By Caroline Valetkevitch
NEW YORK (Reuters) – Sterling advanced on Thursday as campaigning for Britain’s vote on whether to leave the European Union was suspended following the murder of a British lawmaker, while U.S. stocks cut losses.
British Member of Parliament Jo Cox, who was shot dead in the street in her constituency in northern England earlier in the day, had been a vocal supporter of Britain remaining within the EU.
Whether Britain will leave the European Union, dubbed “Brexit,” is an issue that will be decided in a referendum next week and could undermine decades of European integration and stoke global economic uncertainty.
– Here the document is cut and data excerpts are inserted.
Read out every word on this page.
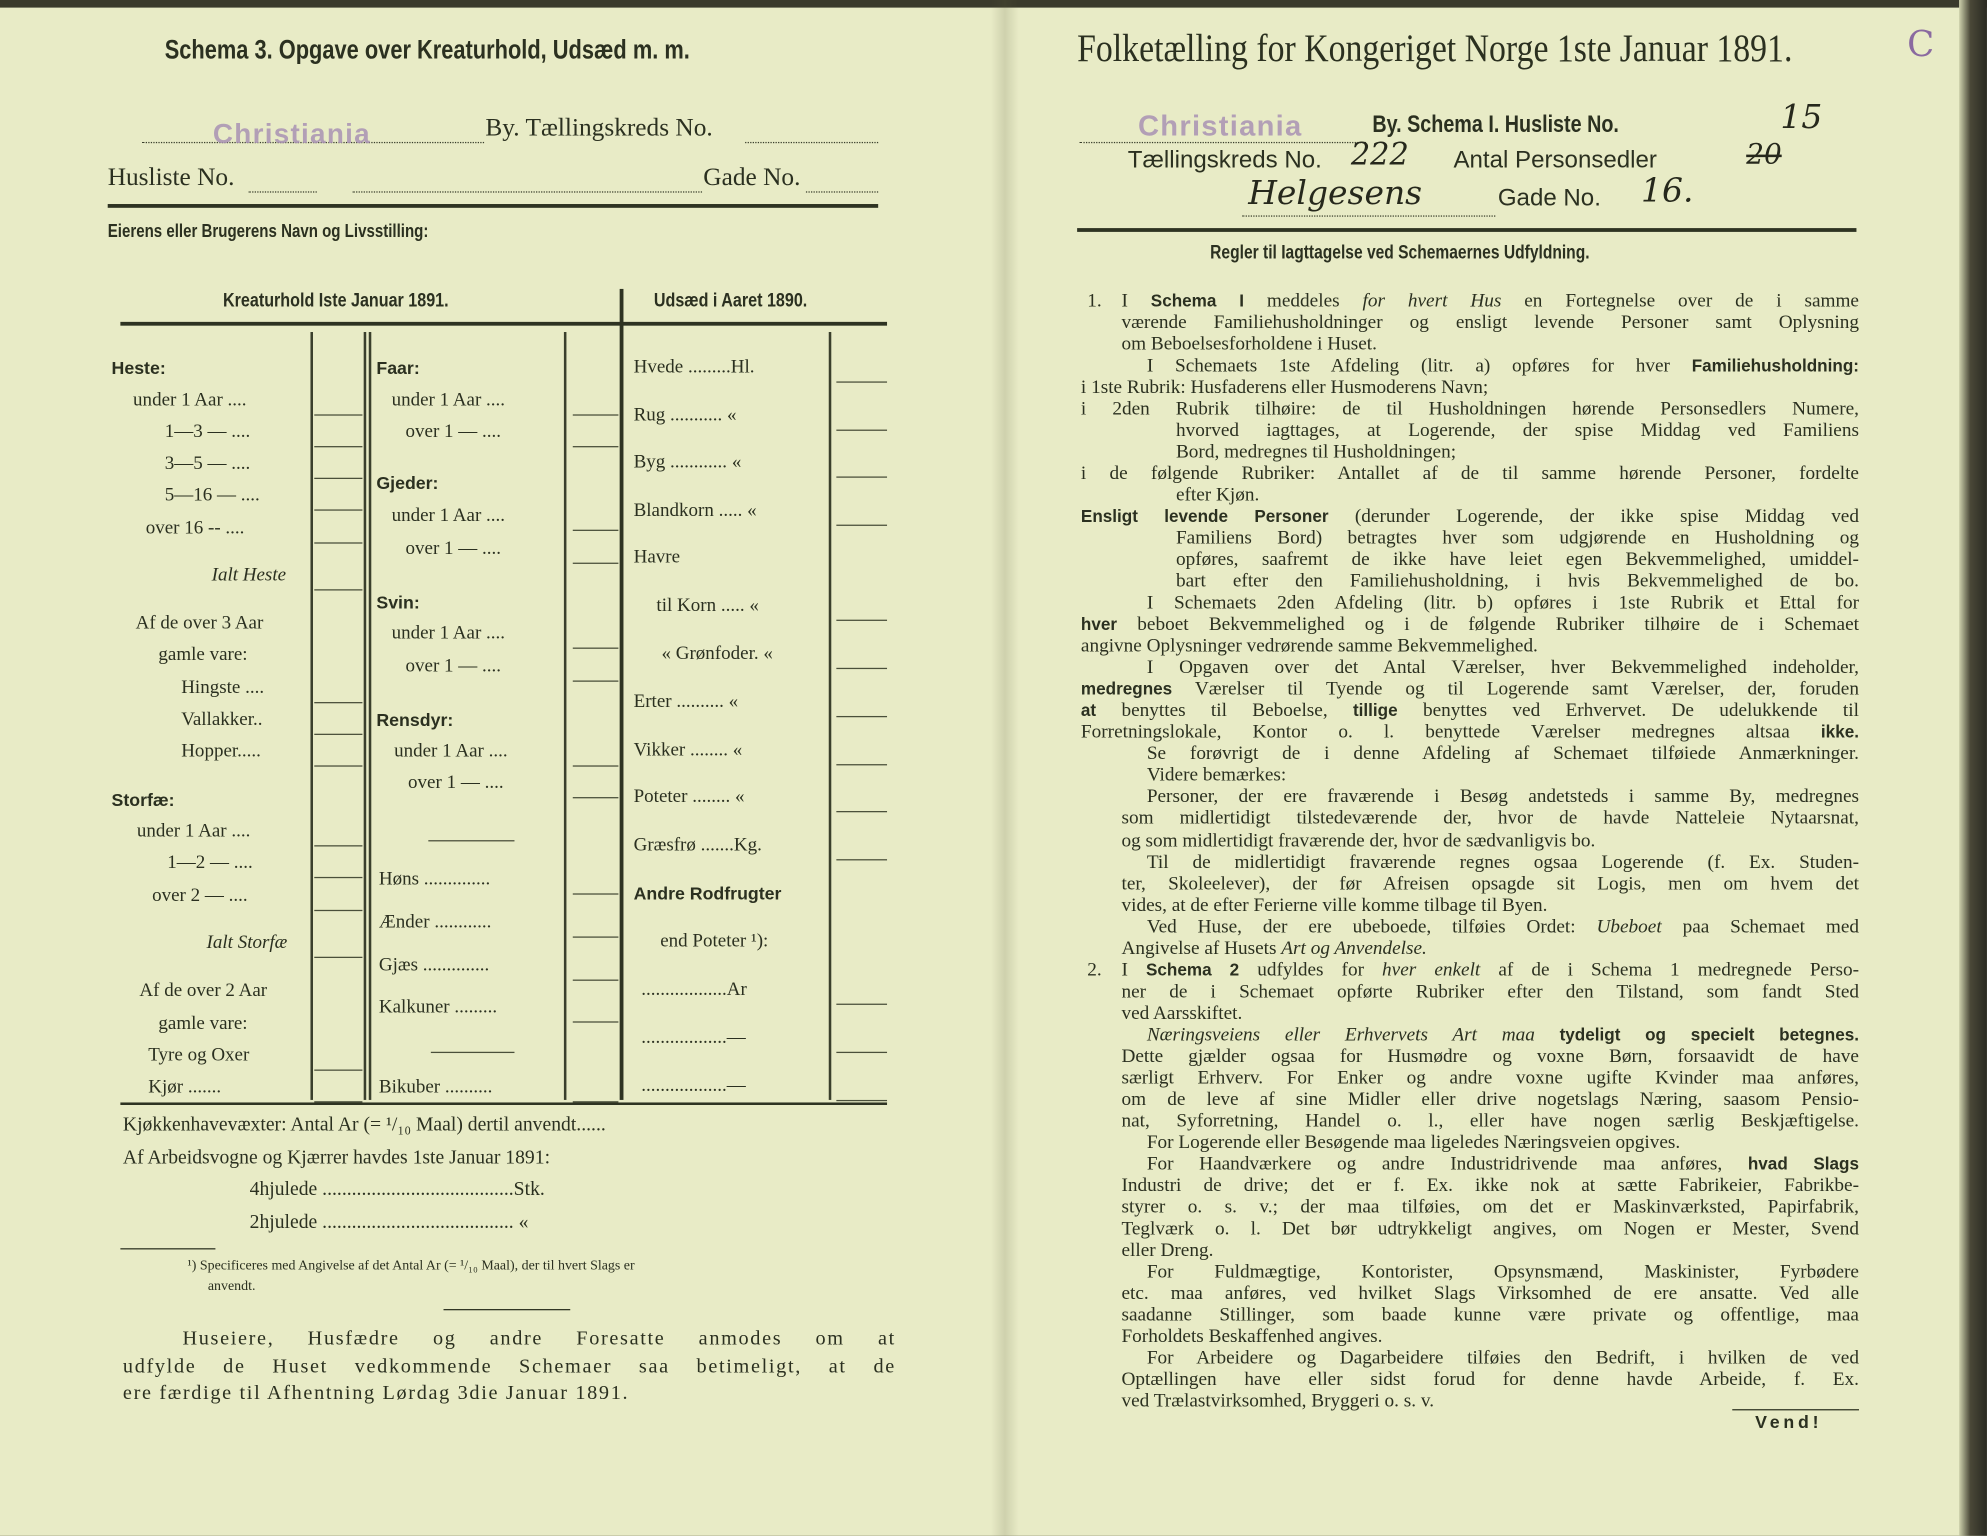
Schema 3. Opgave over Kreaturhold, Udsæd m. m.
Christiania	By. Tællingskreds No.
Husliste No.	Gade No.
Eierens eller Brugerens Navn og Livsstilling:
Kreaturhold Iste Januar 1891.	Udsæd i Aaret 1890.
Heste:
under 1 Aar ....
1—3 — ....
3—5 — ....
5—16 — ....
over 16 -- ....
Ialt Heste
Af de over 3 Aar
gamle vare:
Hingste ....
Vallakker..
Hopper.....
Storfæ:
under 1 Aar ....
1—2 — ....
over 2 — ....
Ialt Storfæ
Af de over 2 Aar
gamle vare:
Tyre og Oxer
Kjør .......
Faar:
under 1 Aar ....
over 1 — ....
Gjeder:
under 1 Aar ....
over 1 — ....
Svin:
under 1 Aar ....
over 1 — ....
Rensdyr:
under 1 Aar ....
over 1 — ....
Høns ..............
Ænder ............
Gjæs ..............
Kalkuner .........
Bikuber ..........
Hvede .........Hl.
Rug ........... «
Byg ............ «
Blandkorn ..... «
Havre
til Korn ..... «
« Grønfoder. «
Erter .......... «
Vikker ........ «
Poteter ........ «
Græsfrø .......Kg.
Andre Rodfrugter
end Poteter ¹):
..................Ar
..................—
..................—
Kjøkkenhavevæxter: Antal Ar (= ¹/₁₀ Maal) dertil anvendt......
Af Arbeidsvogne og Kjærrer havdes 1ste Januar 1891:
4hjulede .......................................Stk.
2hjulede ....................................... «
¹) Specificeres med Angivelse af det Antal Ar (= ¹/₁₀ Maal), der til hvert Slags er
anvendt.
Huseiere, Husfædre og andre Foresatte anmodes om at
udfylde de Huset vedkommende Schemaer saa betimeligt, at de
ere færdige til Afhentning Lørdag 3die Januar 1891.
Folketælling for Kongeriget Norge 1ste Januar 1891.	C
Christiania	By. Schema I. Husliste No.	15
Tællingskreds No. 222 Antal Personsedler	20
Helgesens	Gade No. 16.
Regler til Iagttagelse ved Schemaernes Udfyldning.
1. I Schema I meddeles for hvert Hus en Fortegnelse over de i samme
værende Familiehusholdninger og ensligt levende Personer samt Oplysning
om Beboelsesforholdene i Huset.
I Schemaets 1ste Afdeling (litr. a) opføres for hver Familiehusholdning:
i 1ste Rubrik: Husfaderens eller Husmoderens Navn;
i 2den Rubrik tilhøire: de til Husholdningen hørende Personsedlers Numere,
hvorved iagttages, at Logerende, der spise Middag ved Familiens
Bord, medregnes til Husholdningen;
i de følgende Rubriker: Antallet af de til samme hørende Personer, fordelte
efter Kjøn.
Ensligt levende Personer (derunder Logerende, der ikke spise Middag ved
Familiens Bord) betragtes hver som udgjørende en Husholdning og
opføres, saafremt de ikke have leiet egen Bekvemmelighed, umiddel-
bart efter den Familiehusholdning, i hvis Bekvemmelighed de bo.
I Schemaets 2den Afdeling (litr. b) opføres i 1ste Rubrik et Ettal for
hver beboet Bekvemmelighed og i de følgende Rubriker tilhøire de i Schemaet
angivne Oplysninger vedrørende samme Bekvemmelighed.
I Opgaven over det Antal Værelser, hver Bekvemmelighed indeholder,
medregnes Værelser til Tyende og til Logerende samt Værelser, der, foruden
at benyttes til Beboelse, tillige benyttes ved Erhvervet. De udelukkende til
Forretningslokale, Kontor o. l. benyttede Værelser medregnes altsaa ikke.
Se forøvrigt de i denne Afdeling af Schemaet tilføiede Anmærkninger.
Videre bemærkes:
Personer, der ere fraværende i Besøg andetsteds i samme By, medregnes
som midlertidigt tilstedeværende der, hvor de havde Natteleie Nytaarsnat,
og som midlertidigt fraværende der, hvor de sædvanligvis bo.
Til de midlertidigt fraværende regnes ogsaa Logerende (f. Ex. Studen-
ter, Skoleelever), der før Afreisen opsagde sit Logis, men om hvem det
vides, at de efter Ferierne ville komme tilbage til Byen.
Ved Huse, der ere ubeboede, tilføies Ordet: Ubeboet paa Schemaet med
Angivelse af Husets Art og Anvendelse.
2. I Schema 2 udfyldes for hver enkelt af de i Schema 1 medregnede Perso-
ner de i Schemaet opførte Rubriker efter den Tilstand, som fandt Sted
ved Aarsskiftet.
Næringsveiens eller Erhvervets Art maa tydeligt og specielt betegnes.
Dette gjælder ogsaa for Husmødre og voxne Børn, forsaavidt de have
særligt Erhverv. For Enker og andre voxne ugifte Kvinder maa anføres,
om de leve af sine Midler eller drive nogetslags Næring, saasom Pensio-
nat, Syforretning, Handel o. l., eller have nogen særlig Beskjæftigelse.
For Logerende eller Besøgende maa ligeledes Næringsveien opgives.
For Haandværkere og andre Industridrivende maa anføres, hvad Slags
Industri de drive; det er f. Ex. ikke nok at sætte Fabrikeier, Fabrikbe-
styrer o. s. v.; der maa tilføies, om det er Maskinværksted, Papirfabrik,
Teglværk o. l. Det bør udtrykkeligt angives, om Nogen er Mester, Svend
eller Dreng.
For Fuldmægtige, Kontorister, Opsynsmænd, Maskinister, Fyrbødere
etc. maa anføres, ved hvilket Slags Virksomhed de ere ansatte. Ved alle
saadanne Stillinger, som baade kunne være private og offentlige, maa
Forholdets Beskaffenhed angives.
For Arbeidere og Dagarbeidere tilføies den Bedrift, i hvilken de ved
Optællingen have eller sidst forud for denne havde Arbeide, f. Ex.
ved Trælastvirksomhed, Bryggeri o. s. v.
Vend!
“Certainly, people are talking about the possibility that this does influence the Brexit vote in favor of remain. It is a tragic event all around. There is a sense, there is an immediate emotional reaction, but there is still a week before the referendum itself” on June 23, said Alan Ruskin, global co-head of FX research at Deutsche Bank in New York.
The British pound hit a U.S. trading high <GBP=> after the news, and was last up slightly at $1.4207.
Rival referendum campaign groups in Britain said they were suspending activities for the day and Prime Minister David Cameron said he would pull out of a planned rally in Gibraltar, the British territory on the southern coast of Spain.
U.S. stocks, which had tumbled earlier on global growth worries, cut losses and the Dow briefly traded higher.
The Dow Jones industrial average <.DJI> was up 17.67 points, or 0.1 percent, at 17,657.84, the S&P 500 <.SPX> lost 2.41 points, or 0.12 percent, to 2,069.09 and the Nasdaq Composite <.IXIC> dropped 10.81 points, or 0.22 percent, to 4,824.12.
The European FTSEurofirst 300 index <.FTEU3> closed down 0.5 percent.
Oil prices slumped about 3 percent and were down a sixth straight day as the dollar’s rally on fears of Britain’s exit from the EU hammered commodities priced in the currency.
Data showing U.S. crude stockpiles fell less than expected also weighed on oil prices. Brent crude futures <LCOc1> were down $1.52 at $47.45, while U.S. crude futures <CLc1> were down $1.61 at $46.40.
Yields on most U.S. Treasury yields rose to session highs after British campaigning for the Brexit vote was suspended following MP Cox’s death.
Yields on benchmark 10-year Treasury notes <US10YT=RR> rose to a session high of 1.581 percent, after earlier falling to 1.518 percent, the lowest level since August 2012.